Reputation: 67
We use vercel/micro and we need to allow multiple origins it makes local development easier and we need to support multiple clients for the future. I was having issues because ports are dynamic for local development. This is what I came up with, and its been working but would this be considered safe? Would it pass a security audit?

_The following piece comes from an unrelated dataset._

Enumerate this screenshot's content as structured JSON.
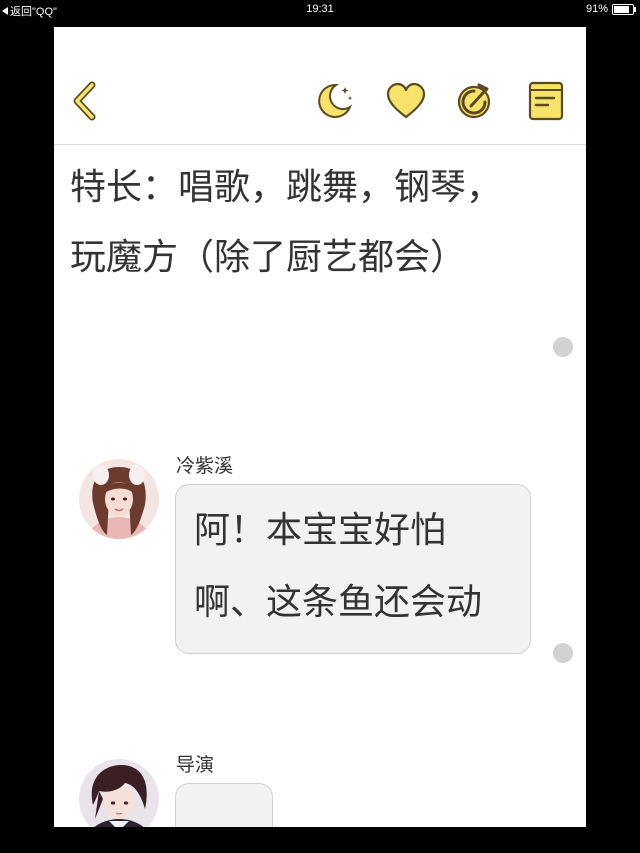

function isAllowedOrigin({ req, baseUrl }) {
const allowedOrigins = [new URL(baseUrl.replace(/\/$/g, ""))];
const origin = new URL(req.headers.origin);
const foundOrigin = allowedOrigins.find((allowedOrigin) => {
allowedOrigin.port = origin.port;
return allowedOrigin.origin === origin.origin;
});
return foundOrigin;
}
These are the headers
const headers = {
"Access-Control-Allow-Credentials": true,
"Access-Control-Allow-Headers":
"Origin, X-Requested-With, Content-Type, Accept, Authorization",
};
if (isAllowedOrigin({ req, baseUrl })) {
headers["Access-Control-Allow-Origin"] = req.headers.origin;
}
I could also have a local allowed ports for each micro service
Upvotes: 0
Views: 455
Reputation: 12900
The best answer is from the Open Web Application Security Project (OWASP) CORS Page A bad server configuration of the CORS headers may expose your users to Cross site scripting (XSS).
In your example, a malicious user could send a string in origin that lets you crash new URL('hello') // this throws an error
To support multiple env you could change the allowedOrigins
based on the process.env.NODE_ENV
, assuming you will have one route for dev, one for test and so on: this lets you check dynamically the ports for dev and strict for production.
For a large server farm, it is used the match of the root domain usually.